Os Estados Unidos fugiram do Afeganistão exatamente há um ano, mas as consequências reais ainda estão por vir.
Há um ano, os Estados Unidos sofreram sua derrota militar mais dramática do século 21, até agora
Os americanos estavam se preparando para retirar suas tropas do Afeganistão há meses, mas a operação ainda acabou sendo um desastre.
Imagens de jovens afegãos agarrados a aviões de carga Lockheed C-5 Galaxy no aeroporto de Bagram se tornaram virais em todo o mundo.
E embora pareça que essas imagens tenham desaparecido do discurso dominante, as consequências desses eventos ainda estão por vir.
A perguntou a especialistas quanto a primeira e mais importante decisão de política externa do presidente Joe Biden custou ao seu governo.
Fugindo na câmera.
A Guerra Fria estava cheia de símbolos.
Uma das mais impressionantes foi a filmagem de militares dos Estados Unidos empurrando helicópteros para fora do convés de pouso do destróier USS Kirk no Golfo do Mekong em 1975.
Os helicópteros foram operados por pilotos que participaram da missão militar dos Estados Unidos no Vietnã do Sul que estavam removendo funcionários diplomáticos de Saigon sitiada, junto com suas famílias.
Eles não planejavam mais retornar à capital em chamas, então as aeronaves caras foram afundadas no Mar do Sul da China.
Embora os helicópteros no convés do Kirk tenham sido um caso marcante, embora isolado, de um incidente como esse capturado pelas câmeras, o voo de vários dias de milhares de pessoas temendo a ditadura islâmica do Talibã, que rapidamente assumiu o controle de Cabul , foi exibido em todas as redes sociais.
A situação foi agravada por um ataque terrorista no estilo agora quase esquecido dos anos.
Em 26 de agosto, uma explosão foi ouvida em um terminal de aeroporto lotado de refugiados.
Aproximadamente 170 civis e 13 militares americanos foram mortos.
Ao mesmo tempo, o mundo foi inundado por vídeos de grupos de homens sombrios em turbantes sentados em mesas nos escritórios do governo do palácio presidencial.
Fuzis de assalto Kalashnikov de todo o mundo, bem como M4s americanos e SGs suíços, também podem ser vistos no quadro
George W. Bush, que iniciou a Guerra do Afeganistão, prometeu acabar rapidamente com o conflito quase incompreensível lançado como resposta aos ataques terroristas de 11 de setembro.

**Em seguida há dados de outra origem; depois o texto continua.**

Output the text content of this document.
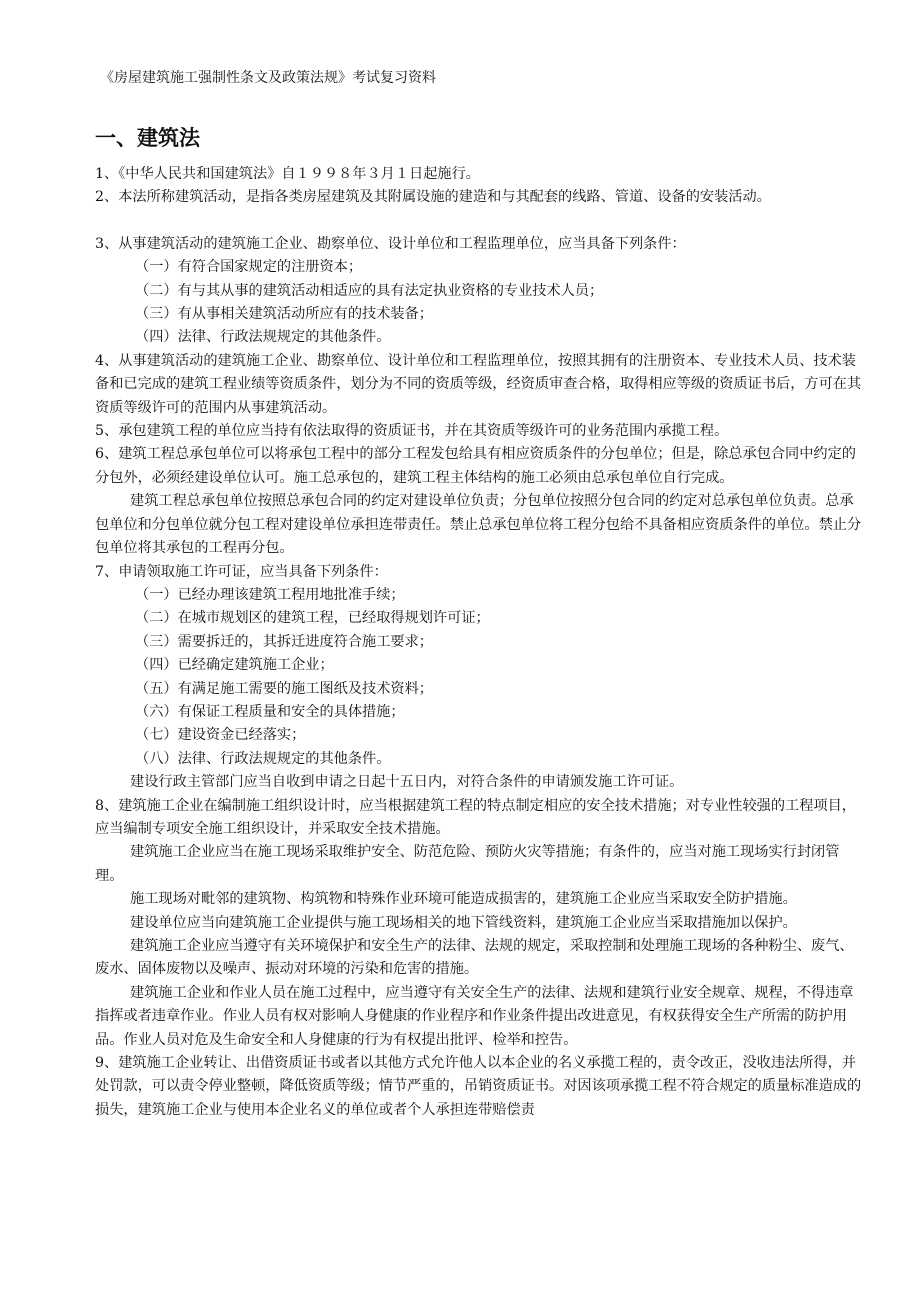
《房屋建筑施工强制性条文及政策法规》考试复习资料
一、建筑法

1、《中华人民共和国建筑法》自１９９８年３月１日起施行。

2、本法所称建筑活动，是指各类房屋建筑及其附属设施的建造和与其配套的线路、管道、设备的安装活动。

3、从事建筑活动的建筑施工企业、勘察单位、设计单位和工程监理单位，应当具备下列条件：

（一）有符合国家规定的注册资本；

（二）有与其从事的建筑活动相适应的具有法定执业资格的专业技术人员；

（三）有从事相关建筑活动所应有的技术装备；

（四）法律、行政法规规定的其他条件。

4、从事建筑活动的建筑施工企业、勘察单位、设计单位和工程监理单位，按照其拥有的注册资本、专业技术人员、技术装备和已完成的建筑工程业绩等资质条件，划分为不同的资质等级，经资质审查合格，取得相应等级的资质证书后，方可在其资质等级许可的范围内从事建筑活动。

5、承包建筑工程的单位应当持有依法取得的资质证书，并在其资质等级许可的业务范围内承揽工程。

6、建筑工程总承包单位可以将承包工程中的部分工程发包给具有相应资质条件的分包单位；但是，除总承包合同中约定的分包外，必须经建设单位认可。施工总承包的，建筑工程主体结构的施工必须由总承包单位自行完成。

建筑工程总承包单位按照总承包合同的约定对建设单位负责；分包单位按照分包合同的约定对总承包单位负责。总承包单位和分包单位就分包工程对建设单位承担连带责任。禁止总承包单位将工程分包给不具备相应资质条件的单位。禁止分包单位将其承包的工程再分包。

7、申请领取施工许可证，应当具备下列条件：

（一）已经办理该建筑工程用地批准手续；

（二）在城市规划区的建筑工程，已经取得规划许可证；

（三）需要拆迁的，其拆迁进度符合施工要求；

（四）已经确定建筑施工企业；

（五）有满足施工需要的施工图纸及技术资料；

（六）有保证工程质量和安全的具体措施；

（七）建设资金已经落实；

（八）法律、行政法规规定的其他条件。

建设行政主管部门应当自收到申请之日起十五日内，对符合条件的申请颁发施工许可证。

8、建筑施工企业在编制施工组织设计时，应当根据建筑工程的特点制定相应的安全技术措施；对专业性较强的工程项目，应当编制专项安全施工组织设计，并采取安全技术措施。

建筑施工企业应当在施工现场采取维护安全、防范危险、预防火灾等措施；有条件的，应当对施工现场实行封闭管理。

施工现场对毗邻的建筑物、构筑物和特殊作业环境可能造成损害的，建筑施工企业应当采取安全防护措施。

建设单位应当向建筑施工企业提供与施工现场相关的地下管线资料，建筑施工企业应当采取措施加以保护。

建筑施工企业应当遵守有关环境保护和安全生产的法律、法规的规定，采取控制和处理施工现场的各种粉尘、废气、废水、固体废物以及噪声、振动对环境的污染和危害的措施。

建筑施工企业和作业人员在施工过程中，应当遵守有关安全生产的法律、法规和建筑行业安全规章、规程，不得违章指挥或者违章作业。作业人员有权对影响人身健康的作业程序和作业条件提出改进意见，有权获得安全生产所需的防护用品。作业人员对危及生命安全和人身健康的行为有权提出批评、检举和控告。

9、建筑施工企业转让、出借资质证书或者以其他方式允许他人以本企业的名义承揽工程的，责令改正，没收违法所得，并处罚款，可以责令停业整顿，降低资质等级；情节严重的，吊销资质证书。对因该项承揽工程不符合规定的质量标准造成的损失，建筑施工企业与使用本企业名义的单位或者个人承担连带赔偿责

Mas isso não funcionou para ele, nem para seus sucessores Barack Obama ou Donald Trump.
Ficou claro tanto para os militares quanto para os políticos que era provavelmente impossível fazê-lo sem sofrer perdas críticas.
Trump chegou mais perto de retirar as tropas ao concluir um acordo com o Talibã que foi criticado nos Estados Unidos, mas sua derrota na eleição presidencial o impediu de terminar o trabalho.
Como resultado, a responsabilidade pelo êxodo de americanos do Afeganistão recaiu sobre Joseph Biden, que já havia estudado o problema como vice-presidente de Obama e vinculou firmemente seu destino a essa operação durante a corrida eleitoral.
Referindo-se a um relatório do Instituto Watson, um artigo do Washington Post sobre a retirada das tropas observou que 71.000 civis afegãos e paquistaneses morreram na guerra ao longo de 20 anos.
O ataque de drones que se seguiu ao ataque terrorista no aeroporto custou a vida de dez civis, mas foi um dos últimos, se a recente (1º de agosto de 2022) eliminação do líder da Al-Qaeda Ayman al-Zawahiri, que foi reconhecido como terrorista , não é contado
Os acordos com o Talibã e a caótica evacuação de Cabul foram os primeiros passos significativos da política externa do novo governo democrata depois que Trump deixou a Casa Branca.
E, muito provavelmente, eles se tornaram uma bomba-relógio para as perspectivas eleitorais do atual gabinete e da cúpula do Partido Democrata em geral.
Pelo menos, especialistas entrevistados pela têm essa visão.
“Este foi um importante ponto de virada na história americana, cujas consequências levarão várias décadas para serem vistas. Em um sentido mais restrito, a retirada das tropas do Afeganistão acabou sendo o ponto definidor de toda a política do governo Biden. Foi um momento decisivo”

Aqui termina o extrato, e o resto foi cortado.